Karakteristik munculnya kesadaran nasional dari berbagai minoritas di dalam satu bangsa telah ada bahkan semenjak awal kelahiran kapitalisme. Kapitalisme telah menghancurkan partikularisme feodal dan menghancurkan batasan lokal menjadi suatu pasar yang luas. Sebelum kapitalisme berkembang, masyarakat belum mengidentifikasi dirinya sebagai sebuah entitas bangsa. Mereka mengidentifikasikan dirinya sebagai sebuah kota, desa, dsb. Namun, ketika hubungan produksi lama sudah tidak bisa memenuhi cara produksi baru, entitas masyarakat pun berubah memenuhi corak produksi baru. Feodalisme adalah corak produksi yang bersifat lokal, sementara kapitalisme membutuhkan pasar yang luas. Oleh karenanya kapitalisme mendobrak berbagai lokalitas dan kedaerahan – yang merupakan corak feodalisme – dan menyatukan mereka ke dalam sebuah negara bangsa.
Terbentuknya entitas bangsa adalah tugas sejarah progresif kaum borjuis di masa kelahirannya. Mereka menuntut sebuah pasar dan penyatuan wilayah nasional dan inipun bertentangan dengan feodalisme yang berbasis produksi komoditas untuk kepentingan lokal.
Atas kepentingan pasar inilah, kapitalisme berupaya untuk memenangkan dominasi di dunia dan menjadi sebuah mesin penindas bagi bangsa-bangsa yang lemah. Dan inilah apa yang disebut sebuah era imperialisme, dimana telah memicu gerakan nasional dari setiap bangsa yang telah dikolonisasi.
Jadi, perjuangan nasional dari setiap bangsa mengalami berbagai fitur. Pertama dalam era kelahiran kapitalisme dan yang kedua ialah di dalam era Imperialisme. Perjuangan nasional di era Imperialisme telah mengambil bentuknya ketika Imperialisme ingin memenangkan dominasinya atas negara-negara terbelakang dengan pergolakan invasi dan perang. Kondisi inilah yang telah memicu ledakan perjuangan nasional dari bangsa tertindas untuk mencapai kemerdekaannya. Dalam hal ini, Revolusi kolonial telah berdiri di garis depan.

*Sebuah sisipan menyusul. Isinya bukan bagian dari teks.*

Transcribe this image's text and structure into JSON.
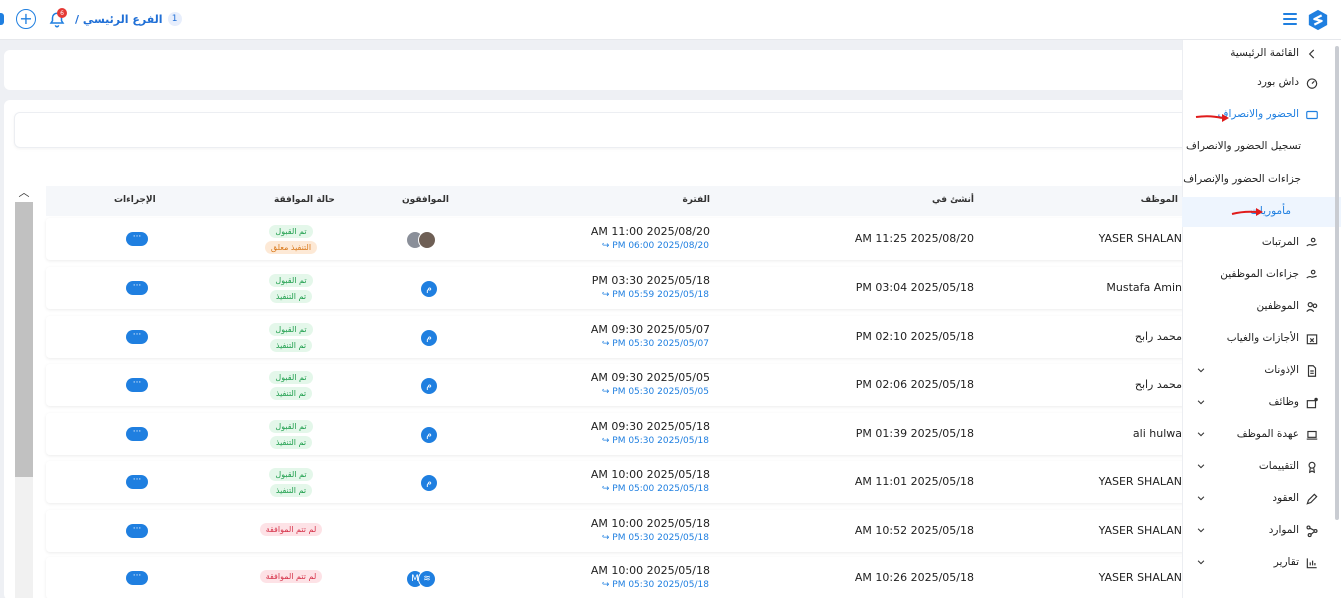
{
  "header": {
    "branch_number": "1",
    "branch_name": "الفرع الرئيسي /",
    "notification_count": "6"
  },
  "colors": {
    "accent": "#1f7fe0",
    "success": "#1e9e4c",
    "warning": "#d9791b",
    "danger": "#d6334a"
  },
  "table": {
    "columns": {
      "employee": "الموظف",
      "created_at": "أنشئ في",
      "period": "الفترة",
      "approvers": "الموافقون",
      "approval_status": "حالة الموافقة",
      "actions": "الإجراءات"
    },
    "rows": [
      {
        "employee": "YASER SHALAN",
        "created": "AM 11:25 2025/08/20",
        "period_start": "AM 11:00 2025/08/20",
        "period_end": "PM 06:00 2025/08/20 ↪",
        "approvers": [
          "photo",
          "photo2"
        ],
        "status": [
          "تم القبول",
          "التنفيذ معلق"
        ],
        "status_colors": [
          "green",
          "orange"
        ],
        "actions": "···"
      },
      {
        "employee": "Mustafa Amin",
        "created": "PM 03:04 2025/05/18",
        "period_start": "PM 03:30 2025/05/18",
        "period_end": "PM 05:59 2025/05/18 ↪",
        "approvers": [
          "م"
        ],
        "status": [
          "تم القبول",
          "تم التنفيذ"
        ],
        "status_colors": [
          "green",
          "green"
        ],
        "actions": "···"
      },
      {
        "employee": "محمد رابح",
        "created": "PM 02:10 2025/05/18",
        "period_start": "AM 09:30 2025/05/07",
        "period_end": "PM 05:30 2025/05/07 ↪",
        "approvers": [
          "م"
        ],
        "status": [
          "تم القبول",
          "تم التنفيذ"
        ],
        "status_colors": [
          "green",
          "green"
        ],
        "actions": "···"
      },
      {
        "employee": "محمد رابح",
        "created": "PM 02:06 2025/05/18",
        "period_start": "AM 09:30 2025/05/05",
        "period_end": "PM 05:30 2025/05/05 ↪",
        "approvers": [
          "م"
        ],
        "status": [
          "تم القبول",
          "تم التنفيذ"
        ],
        "status_colors": [
          "green",
          "green"
        ],
        "actions": "···"
      },
      {
        "employee": "ali hulwa",
        "created": "PM 01:39 2025/05/18",
        "period_start": "AM 09:30 2025/05/18",
        "period_end": "PM 05:30 2025/05/18 ↪",
        "approvers": [
          "م"
        ],
        "status": [
          "تم القبول",
          "تم التنفيذ"
        ],
        "status_colors": [
          "green",
          "green"
        ],
        "actions": "···"
      },
      {
        "employee": "YASER SHALAN",
        "created": "AM 11:01 2025/05/18",
        "period_start": "AM 10:00 2025/05/18",
        "period_end": "PM 05:00 2025/05/18 ↪",
        "approvers": [
          "م"
        ],
        "status": [
          "تم القبول",
          "تم التنفيذ"
        ],
        "status_colors": [
          "green",
          "green"
        ],
        "actions": "···"
      },
      {
        "employee": "YASER SHALAN",
        "created": "AM 10:52 2025/05/18",
        "period_start": "AM 10:00 2025/05/18",
        "period_end": "PM 05:30 2025/05/18 ↪",
        "approvers": [],
        "status": [
          "لم تتم الموافقة"
        ],
        "status_colors": [
          "red"
        ],
        "actions": "···"
      },
      {
        "employee": "YASER SHALAN",
        "created": "AM 10:26 2025/05/18",
        "period_start": "AM 10:00 2025/05/18",
        "period_end": "PM 05:30 2025/05/18 ↪",
        "approvers": [
          "M",
          "logo"
        ],
        "status": [
          "لم تتم الموافقة"
        ],
        "status_colors": [
          "red"
        ],
        "actions": "···"
      }
    ]
  },
  "sidebar": {
    "items": [
      {
        "label": "القائمة الرئيسية",
        "icon": "chevron-left-icon"
      },
      {
        "label": "داش بورد",
        "icon": "gauge-icon"
      },
      {
        "label": "الحضور والانصراف",
        "icon": "ticket-icon",
        "active": false,
        "blue": true
      },
      {
        "label": "تسجيل الحضور والانصراف",
        "icon": ""
      },
      {
        "label": "جزاءات الحضور والإنصراف",
        "icon": ""
      },
      {
        "label": "مأموريات",
        "icon": "",
        "active": true,
        "blue": true
      },
      {
        "label": "المرتبات",
        "icon": "money-hand-icon"
      },
      {
        "label": "جزاءات الموظفين",
        "icon": "money-hand-icon"
      },
      {
        "label": "الموظفين",
        "icon": "users-icon"
      },
      {
        "label": "الأجازات والغياب",
        "icon": "calendar-x-icon"
      },
      {
        "label": "الإذونات",
        "icon": "document-icon",
        "expand": true
      },
      {
        "label": "وظائف",
        "icon": "briefcase-icon",
        "expand": true
      },
      {
        "label": "عهدة الموظف",
        "icon": "laptop-icon",
        "expand": true
      },
      {
        "label": "التقييمات",
        "icon": "badge-icon",
        "expand": true
      },
      {
        "label": "العقود",
        "icon": "pen-icon",
        "expand": true
      },
      {
        "label": "الموارد",
        "icon": "share-icon",
        "expand": true
      },
      {
        "label": "تقارير",
        "icon": "chart-icon",
        "expand": true
      }
    ]
  }
}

Di Indonesia, perjuangan nasional tidak terlepas dari kondisi ini. Yakni ketika Imperialisme ingin meraih dominasinya. Dengan revolusi kolonial ini, Indonesia telah mempersatukan ribuan pulau, suku, ras menjadi sebuah entitas sebuah bangsa yakni Indonesia. Di negara-negara kapitalis maju seperti Prancis dan Inggris, persatuan negara bangsa lahir dari revolusi borjuis yang menentang feodalisme sebagai musuh utamanya. Di negara eks-kolonial seperti Indonesia dan India, persatuan negara bangsa lahir dari revolusi kolonial – yang juga bercorak revolusi demokratik borjuis, tetapi dengan imperialisme sebagai musuh utamanya.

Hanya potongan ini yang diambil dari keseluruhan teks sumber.